4. Provide Opportunities for Mindfulness & Movement

Children learn through movement. We can use the environment we place our children in to support not only their sensory needs and developmentally appropriate movement, but also their emerging needs for self-direction, choice management, and personal responsibility. If we want them to be able to access and utilize our mindful spaces effectively, they need opportunities to explore these spaces and tools playfully.

Within my space, I have included resources that can be used individually or with partners: Clients (or students) love the Hoberman Sphere for breathing, Yoga Spinner games, and Yoga Card Challenges, and even the sand trays can offer mindful opportunities. The space can be manipulated by children as well! The small table can be moved, pillows arranged and changed, and they have the freedom to explore.

In a workspace, small, intentional movement can be a simple but effective way to manage healthy energy. Keeping yoga cards, visualization cards, or even a small spinner in your desk to use for 30 seconds at a time can be enough to refocus your body.

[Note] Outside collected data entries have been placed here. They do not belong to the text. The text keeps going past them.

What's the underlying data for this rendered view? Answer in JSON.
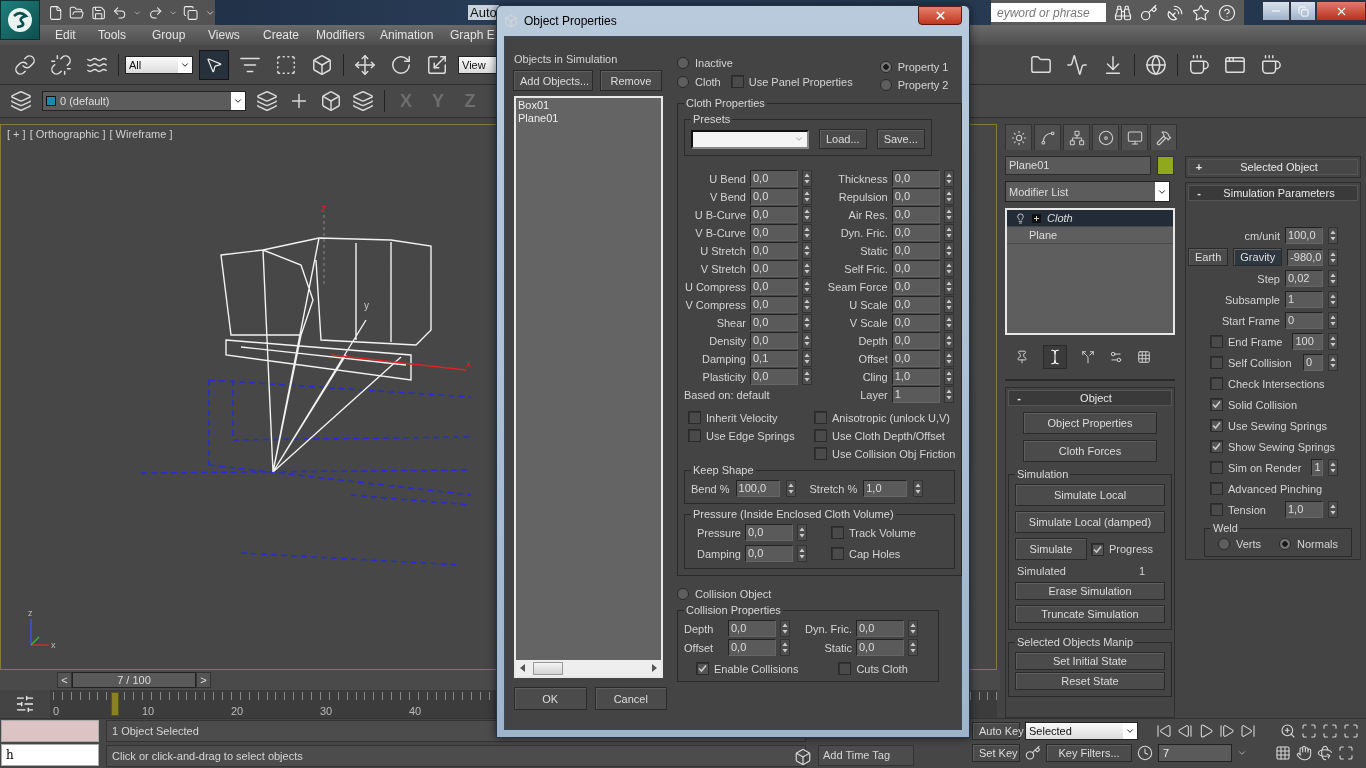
{
  "app": {
    "title": "Auto",
    "search_placeholder": "eyword or phrase"
  },
  "menu": [
    "Edit",
    "Tools",
    "Group",
    "Views",
    "Create",
    "Modifiers",
    "Animation",
    "Graph E"
  ],
  "toolbar": {
    "selection_filter": "All",
    "select_tool_active": true,
    "coord_system": "View",
    "layer": "0 (default)",
    "axes": [
      "X",
      "Y",
      "Z"
    ]
  },
  "viewport": {
    "labels": [
      "[ + ]",
      "[ Orthographic ]",
      "[ Wireframe ]"
    ],
    "axis_labels": [
      "z",
      "y",
      "x"
    ],
    "gizmo_labels": [
      "z",
      "x"
    ]
  },
  "time_slider": {
    "prev": "<",
    "reading": "7 / 100",
    "next": ">"
  },
  "track_bar": {
    "ticks": [
      "0",
      "10",
      "20",
      "30",
      "40"
    ],
    "level": 0.07
  },
  "status": {
    "script_output": "h",
    "selection": "1 Object Selected",
    "prompt": "Click or click-and-drag to select objects",
    "time_tag": "Add Time Tag"
  },
  "animation_controls": {
    "auto_key": "Auto Key",
    "key_mode": "Selected",
    "set_key": "Set Key",
    "key_filters": "Key Filters...",
    "frame": "7"
  },
  "command_panel": {
    "object_name": "Plane01",
    "modifier_list": "Modifier List",
    "stack": [
      {
        "name": "Cloth",
        "selected": true,
        "kind": "modifier"
      },
      {
        "name": "Plane",
        "selected": false,
        "kind": "base"
      }
    ],
    "object_rollout": {
      "toggle": "-",
      "title": "Object",
      "expanded": true,
      "buttons": [
        "Object Properties",
        "Cloth Forces"
      ],
      "simulation": {
        "title": "Simulation",
        "buttons": [
          "Simulate Local",
          "Simulate Local (damped)"
        ],
        "simulate": "Simulate",
        "progress": {
          "label": "Progress",
          "checked": true
        },
        "simulated_label": "Simulated",
        "simulated_value": "1",
        "more_buttons": [
          "Erase Simulation",
          "Truncate Simulation"
        ]
      },
      "manip": {
        "title": "Selected Objects Manip",
        "buttons": [
          "Set Initial State",
          "Reset State"
        ]
      }
    },
    "selected_object_rollout": {
      "toggle": "+",
      "title": "Selected Object",
      "expanded": false
    },
    "simulation_parameters": {
      "toggle": "-",
      "title": "Simulation Parameters",
      "expanded": true,
      "rows": [
        {
          "kind": "field",
          "label": "cm/unit",
          "value": "100,0"
        },
        {
          "kind": "gravity",
          "buttons": [
            {
              "label": "Earth",
              "pressed": false
            },
            {
              "label": "Gravity",
              "pressed": true
            }
          ],
          "value": "-980,0"
        },
        {
          "kind": "field",
          "label": "Step",
          "value": "0,02"
        },
        {
          "kind": "field",
          "label": "Subsample",
          "value": "1"
        },
        {
          "kind": "field",
          "label": "Start Frame",
          "value": "0"
        },
        {
          "kind": "check_field",
          "label": "End Frame",
          "checked": false,
          "value": "100"
        },
        {
          "kind": "check_field",
          "label": "Self Collision",
          "checked": false,
          "value": "0"
        },
        {
          "kind": "check",
          "label": "Check Intersections",
          "checked": false
        },
        {
          "kind": "check",
          "label": "Solid Collision",
          "checked": true
        },
        {
          "kind": "check",
          "label": "Use Sewing Springs",
          "checked": true
        },
        {
          "kind": "check",
          "label": "Show Sewing Springs",
          "checked": true
        },
        {
          "kind": "check_field",
          "label": "Sim on Render",
          "checked": false,
          "value": "1"
        },
        {
          "kind": "check",
          "label": "Advanced Pinching",
          "checked": false
        },
        {
          "kind": "check_field",
          "label": "Tension",
          "checked": false,
          "value": "1,0"
        }
      ],
      "weld": {
        "title": "Weld",
        "options": [
          {
            "label": "Verts",
            "selected": false
          },
          {
            "label": "Normals",
            "selected": true
          }
        ]
      }
    }
  },
  "dialog": {
    "title": "Object Properties",
    "objects_label": "Objects in Simulation",
    "list_buttons": [
      "Add Objects...",
      "Remove"
    ],
    "objects": [
      "Box01",
      "Plane01"
    ],
    "footer_buttons": [
      "OK",
      "Cancel"
    ],
    "mode_options": [
      {
        "label": "Inactive",
        "selected": false
      },
      {
        "label": "Cloth",
        "selected": false
      }
    ],
    "use_panel_properties": {
      "label": "Use Panel Properties",
      "checked": false
    },
    "property_options": [
      {
        "label": "Property 1",
        "selected": true
      },
      {
        "label": "Property 2",
        "selected": false
      }
    ],
    "cloth_properties": {
      "title": "Cloth Properties",
      "presets_title": "Presets",
      "preset_buttons": [
        "Load...",
        "Save..."
      ],
      "left": [
        {
          "label": "U Bend",
          "value": "0,0"
        },
        {
          "label": "V Bend",
          "value": "0,0"
        },
        {
          "label": "U B-Curve",
          "value": "0,0"
        },
        {
          "label": "V B-Curve",
          "value": "0,0"
        },
        {
          "label": "U Stretch",
          "value": "0,0"
        },
        {
          "label": "V Stretch",
          "value": "0,0"
        },
        {
          "label": "U Compress",
          "value": "0,0"
        },
        {
          "label": "V Compress",
          "value": "0,0"
        },
        {
          "label": "Shear",
          "value": "0,0"
        },
        {
          "label": "Density",
          "value": "0,0"
        },
        {
          "label": "Damping",
          "value": "0,1"
        },
        {
          "label": "Plasticity",
          "value": "0,0"
        }
      ],
      "right": [
        {
          "label": "Thickness",
          "value": "0,0"
        },
        {
          "label": "Repulsion",
          "value": "0,0"
        },
        {
          "label": "Air Res.",
          "value": "0,0"
        },
        {
          "label": "Dyn. Fric.",
          "value": "0,0"
        },
        {
          "label": "Static",
          "value": "0,0"
        },
        {
          "label": "Self Fric.",
          "value": "0,0"
        },
        {
          "label": "Seam Force",
          "value": "0,0"
        },
        {
          "label": "U Scale",
          "value": "0,0"
        },
        {
          "label": "V Scale",
          "value": "0,0"
        },
        {
          "label": "Depth",
          "value": "0,0"
        },
        {
          "label": "Offset",
          "value": "0,0"
        },
        {
          "label": "Cling",
          "value": "1,0"
        }
      ],
      "based_on": "Based on: default",
      "layer": {
        "label": "Layer",
        "value": "1"
      },
      "options_left": [
        {
          "label": "Inherit Velocity",
          "checked": false
        },
        {
          "label": "Use Edge Springs",
          "checked": false
        }
      ],
      "options_right": [
        {
          "label": "Anisotropic (unlock U,V)",
          "checked": false
        },
        {
          "label": "Use Cloth Depth/Offset",
          "checked": false
        },
        {
          "label": "Use Collision Obj Friction",
          "checked": false
        }
      ],
      "keep_shape": {
        "title": "Keep Shape",
        "fields": [
          {
            "label": "Bend %",
            "value": "100,0"
          },
          {
            "label": "Stretch %",
            "value": "1,0"
          }
        ]
      },
      "pressure": {
        "title": "Pressure (Inside Enclosed Cloth Volume)",
        "fields": [
          {
            "label": "Pressure",
            "value": "0,0"
          },
          {
            "label": "Damping",
            "value": "0,0"
          }
        ],
        "options": [
          {
            "label": "Track Volume",
            "checked": false
          },
          {
            "label": "Cap Holes",
            "checked": false
          }
        ]
      }
    },
    "collision_object": {
      "label": "Collision Object",
      "selected": false
    },
    "collision_properties": {
      "title": "Collision Properties",
      "fields_left": [
        {
          "label": "Depth",
          "value": "0,0"
        },
        {
          "label": "Offset",
          "value": "0,0"
        }
      ],
      "fields_right": [
        {
          "label": "Dyn. Fric.",
          "value": "0,0"
        },
        {
          "label": "Static",
          "value": "0,0"
        }
      ],
      "options": [
        {
          "label": "Enable Collisions",
          "checked": true
        },
        {
          "label": "Cuts Cloth",
          "checked": false
        }
      ]
    }
  }
}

5. Create Safety and Structure

Just as children need space to explore and play, they also need safety and structure. In order to allow as much child-centered integration as possible, I needed to implement a sense of control and boundary along with the freedom to explore. This can be done through the Calm – Active – Calm cycle described in the Yoga Calm trainings: We first calm and focus our minds and bodies (often with a chime, pulse counting, or belly breathing), then increase movement and activity, followed by a buffer at the end that reorganizes to calm (this can be a calming routine or another mindfulness practice). This way, children are practicing mindful skills and prepared to emerge into new expectations as they leave the space.

To create a mindful structure in the workday, adults can easily incorporate a cell phone timer to remind us to practice these skills, or work them into our routines through the course of the day. The morning could begin with sunrise coffee, writing a daily intention, or doing a yoga flow, followed later by stretches or a mini-meditation before returning to work from the lunch break, and ended by decompressing after-office habits such as a moment or two in the car before going inside or reserving certain music or books for the commute home.

How do you create a mindful environment for the children in your lives, or, more importantly, for yourself?